Моя челюсть отвисла, как у трупа, с которого сняли поддерживающую повязку.
— Его мать? Филлис Уиверн — мать Вэла Лампмана?
— Удивительно, не так ли? Она родила его в ранней юности, ей было не больше семнадцати лет, полагаю, а возраст Вэла, если судить по внешности, довольно… неопределенный.
Так вот в чем дело! Вэл Лампман — действительно Вольдемар из «Кто есть кто», но он сын Филлис Уиверн, а не брат, как я предположила. Я неправильно интерпретировала запись в «Кто есть кто».[40]Я бы покраснела, но была слишком взволнованна.
— У нее уже родилась дочь годом ранее, — продолжала тетушка Фелисити. — Вероника, кажется, так ее звали. Бедное дитя. Произошла трагедия, о которой никогда не говорят. Филлида, или Филлис, как она предпочитала себя называть, — некоторое время была замужем за ныне покойным и не особенно оплакиваемым Лоренцо, который, несмотря на голубую кровь и значительную разницу в возрасте, активно путешествовал и занимался не то парками, не то париками, точно не помню.
— Вероятно, париками, — высказала я догадку, — поскольку на ней был парик.
Тетушка Фелисити бросила на меня недовольный взгляд, как будто я выболтала секрет.
— Он упал, — объяснила я. — Я пыталась сделать так, чтобы простыня, которой ее накрыла полиция, не приводила ее волосы в беспорядок.
Повисло молчание, настолько плотное, что в нем ложка могла бы стоять.

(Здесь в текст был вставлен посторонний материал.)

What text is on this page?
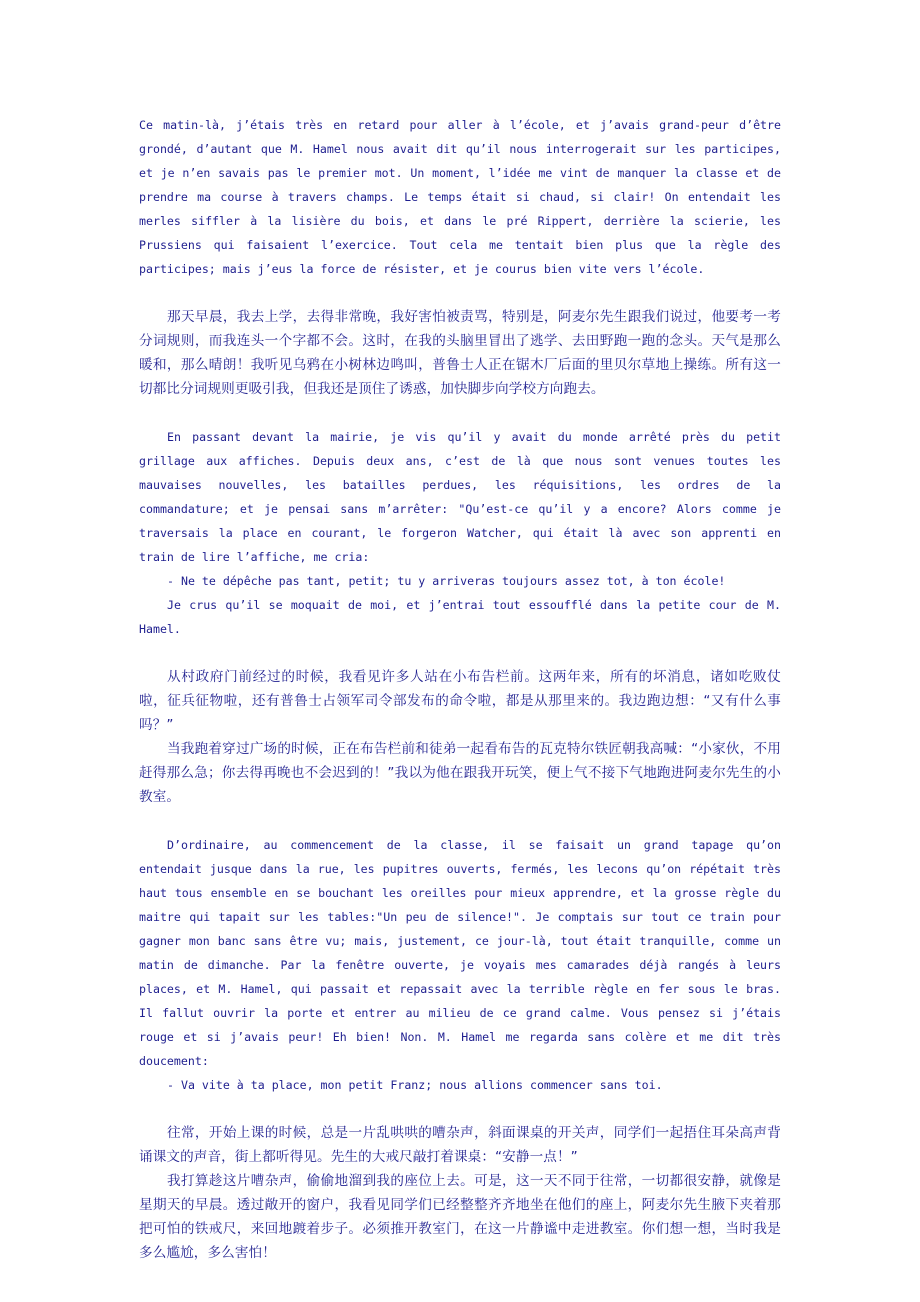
Ce matin-là, j’étais très en retard pour aller à l’école, et j’avais grand-peur d’être grondé, d’autant que M. Hamel nous avait dit qu’il nous interrogerait sur les participes, et je n’en savais pas le premier mot. Un moment, l’idée me vint de manquer la classe et de prendre ma course à travers champs. Le temps était si chaud, si clair! On entendait les merles siffler à la lisière du bois, et dans le pré Rippert, derrière la scierie, les Prussiens qui faisaient l’exercice. Tout cela me tentait bien plus que la règle des participes; mais j’eus la force de résister, et je courus bien vite vers l’école.

那天早晨，我去上学，去得非常晚，我好害怕被责骂，特别是，阿麦尔先生跟我们说过，他要考一考分词规则，而我连头一个字都不会。这时，在我的头脑里冒出了逃学、去田野跑一跑的念头。天气是那么暖和，那么晴朗！我听见乌鸦在小树林边鸣叫，普鲁士人正在锯木厂后面的里贝尔草地上操练。所有这一切都比分词规则更吸引我，但我还是顶住了诱惑，加快脚步向学校方向跑去。

En passant devant la mairie, je vis qu’il y avait du monde arrêté près du petit grillage aux affiches. Depuis deux ans, c’est de là que nous sont venues toutes les mauvaises nouvelles, les batailles perdues, les réquisitions, les ordres de la commandature; et je pensai sans m’arrêter: "Qu’est-ce qu’il y a encore? Alors comme je traversais la place en courant, le forgeron Watcher, qui était là avec son apprenti en train de lire l’affiche, me cria:

- Ne te dépêche pas tant, petit; tu y arriveras toujours assez tot, à ton école!

Je crus qu’il se moquait de moi, et j’entrai tout essoufflé dans la petite cour de M. Hamel.

从村政府门前经过的时候，我看见许多人站在小布告栏前。这两年来，所有的坏消息，诸如吃败仗啦，征兵征物啦，还有普鲁士占领军司令部发布的命令啦，都是从那里来的。我边跑边想：“又有什么事吗？”

当我跑着穿过广场的时候，正在布告栏前和徒弟一起看布告的瓦克特尔铁匠朝我高喊：“小家伙，不用赶得那么急；你去得再晚也不会迟到的！”我以为他在跟我开玩笑，便上气不接下气地跑进阿麦尔先生的小教室。

D’ordinaire, au commencement de la classe, il se faisait un grand tapage qu’on entendait jusque dans la rue, les pupitres ouverts, fermés, les lecons qu’on répétait très haut tous ensemble en se bouchant les oreilles pour mieux apprendre, et la grosse règle du maitre qui tapait sur les tables:"Un peu de silence!". Je comptais sur tout ce train pour gagner mon banc sans être vu; mais, justement, ce jour-là, tout était tranquille, comme un matin de dimanche. Par la fenêtre ouverte, je voyais mes camarades déjà rangés à leurs places, et M. Hamel, qui passait et repassait avec la terrible règle en fer sous le bras. Il fallut ouvrir la porte et entrer au milieu de ce grand calme. Vous pensez si j’étais rouge et si j’avais peur! Eh bien! Non. M. Hamel me regarda sans colère et me dit très doucement:

- Va vite à ta place, mon petit Franz; nous allions commencer sans toi.

往常，开始上课的时候，总是一片乱哄哄的嘈杂声，斜面课桌的开关声，同学们一起捂住耳朵高声背诵课文的声音，街上都听得见。先生的大戒尺敲打着课桌：“安静一点！”

我打算趁这片嘈杂声，偷偷地溜到我的座位上去。可是，这一天不同于往常，一切都很安静，就像是星期天的早晨。透过敞开的窗户，我看见同学们已经整整齐齐地坐在他们的座上，阿麦尔先生腋下夹着那把可怕的铁戒尺，来回地踱着步子。必须推开教室门，在这一片静谧中走进教室。你们想一想，当时我是多么尴尬，多么害怕！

— Бедная Филли, — наконец сказала тетушка Фелисити. — Она ужасно пострадала в руках агентов Аксис.[41]Химикаты, полагаю. Ее волосы были ее гордостью. С тем же успехом они могли вырвать у нее сердце.
Химикаты? Пытки?
Доггера тоже пытали, на Дальнем Востоке. Как странно, что в мирном Бишоп-Лейси находят себе приют старые кошмары.
— Отец об этом знает? О Филлиде Лампман имею в виду?
— Ее режиссером во многих иностранных фильмах был Малиновский, — рассказывала тетушка Фелисити, глядя на свои руки с таким видом, будто они были руками другого человека. — Самый выдающийся фильм, конечно, — это «Анна из степей», роль, в котором косвенным образом привела к тому заданию и к ее провалу. Хотя она уцелела, она пережила ужасный срыв, из-за которого у нее выработался иррациональный страх перед всеми восточными европейцами.